Die Schweiz unterzeichnet Migrationsabkommen mit Guinea

Medienmitteilungen, EJPD, 14.10.2011

Bern. Die Schweiz und die Republik Guinea haben heute in Conakry ein Abkommen über die Zusammenarbeit im Migrationsbereich abgeschlossen. Das Abkommen wurde von Bundesrätin Simonetta Sommaruga und vom guineischen Minister für auswärtige Angelegenheiten Edouard Gnakoye Lama unterzeichnet. Diese neue Art von Abkommen behandelt Migration in einem umfassenderen Sinn, denn es schliesst auch die Wiedereingliederungshilfe und die Zusammenarbeit im Kampf gegen den Menschenschmuggel mit ein. Es handelt sich um eines der ersten Rückübernahmeabkommen mit einem afrikanischen Staat.

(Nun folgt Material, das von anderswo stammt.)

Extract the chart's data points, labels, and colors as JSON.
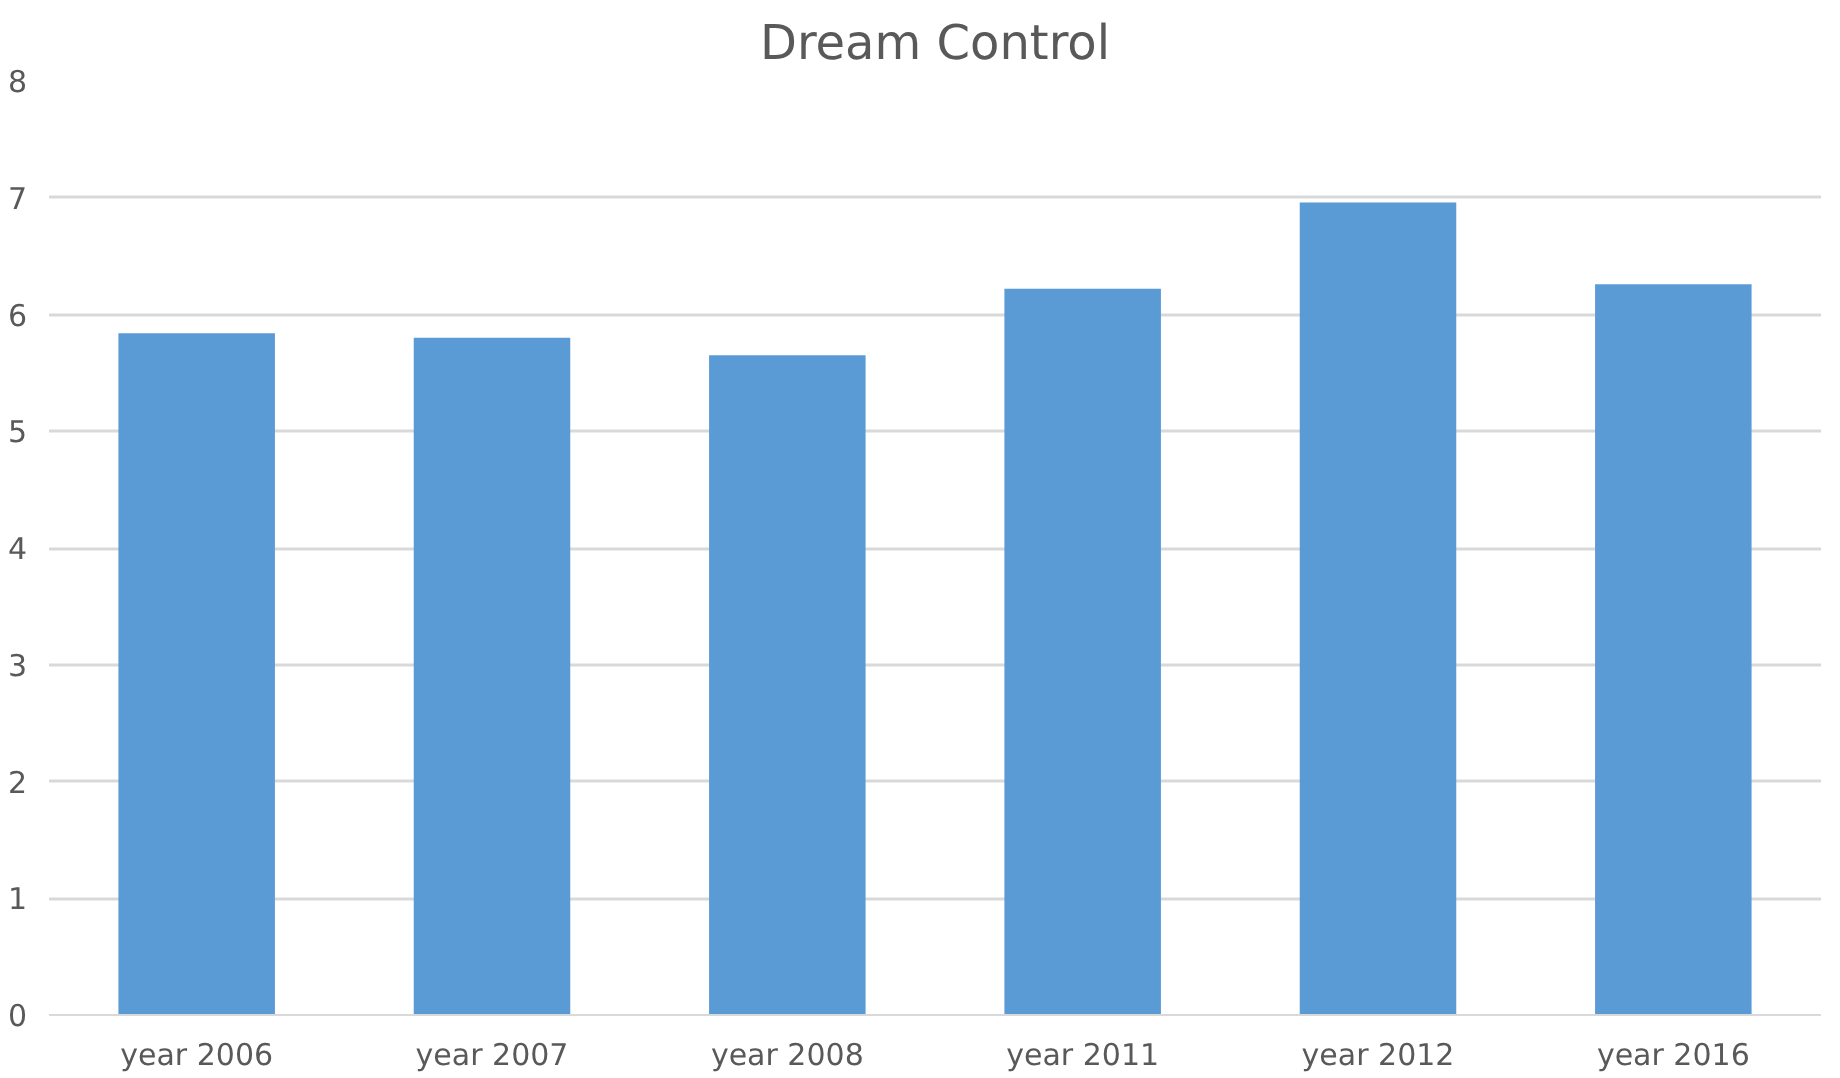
{
  "chart_data": {
    "type": "bar",
    "title": "Dream Control",
    "categories": [
      "year 2006",
      "year 2007",
      "year 2008",
      "year 2011",
      "year 2012",
      "year 2016"
    ],
    "values": [
      5.84,
      5.8,
      5.65,
      6.22,
      6.96,
      6.26
    ],
    "color": "#5b9bd5",
    "ylim": [
      0,
      8
    ],
    "yticks": [
      0,
      1,
      2,
      3,
      4,
      5,
      6,
      7,
      8
    ],
    "grid": "y"
  }
}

Das Abkommen über die Zusammenarbeit im Migrationsbereich unterstützt und fördert die freiwillige Rückkehr. Zudem verpflichtet sich Guinea, die eigenen Staatsbürger auf seinem Gebiet wieder aufzunehmen, die in der Schweiz kein Aufenthaltsrecht mehr haben. Das Abkommen sieht weiter die Unterstützung der Wiedereingliederung im Herkunftsland und einen Migrationsdialog vor. Beide Länder wollen auch im Kampf gegen Menschenschmuggel und Menschenhandel zusammenarbeiten. Vorgesehen sind namentlich Sensibilisierungskampagnen über die Risiken der illegalen Migration und Ausbildungskurse für das konsularische Personal.

Ein neuartiges Abkommen

Mit der Unterzeichnung des Abkommens setzt Bundesrätin Simonetta Sommaruga ihre Anstrengungen zur Stärkung der internationalen Migrationszusammenarbeit fort. Das mit Guinea abgeschlossene Abkommen stellt eine Weiterentwicklung der klassischen Rückübernahmeabkommen dar. Es gründet auf einer partnerschaftlichen Zusammenarbeit und berücksichtigt die Anliegen beider Vertragsparteien, was insbesondere der Umsetzung der Rückübernahme dienlich ist. Das Abkommen mit Guinea soll als Vorbild für weitere Migrationsabkommen mit andern Ländern dienen. Die Schweiz hat bisher 47 Rückführungsabkommen verschiedener Art mit insgesamt 50 Staaten abgeschlossen. Ziel dieser Abkommen ist es, namentlich die Rückkehr derjenigen Personen zu erleichtern, die in der Schweiz kein Asyl erhalten haben. Während ihrem Aufenthalt in Conakry trifft Bundesrätin Simonetta Sommaruga auch Personen, die in Guinea dank der Rückkehrhilfe der Schweiz eine wirtschaftliche Tätigkeit in Angriff genommen haben.

Im Rahmen der Arbeitsreise nach Guinea sind zudem Gespräche mit mehreren Ministern sowie dem Staatspräsidenten von Guinea, Alpha Condé, vorgesehen.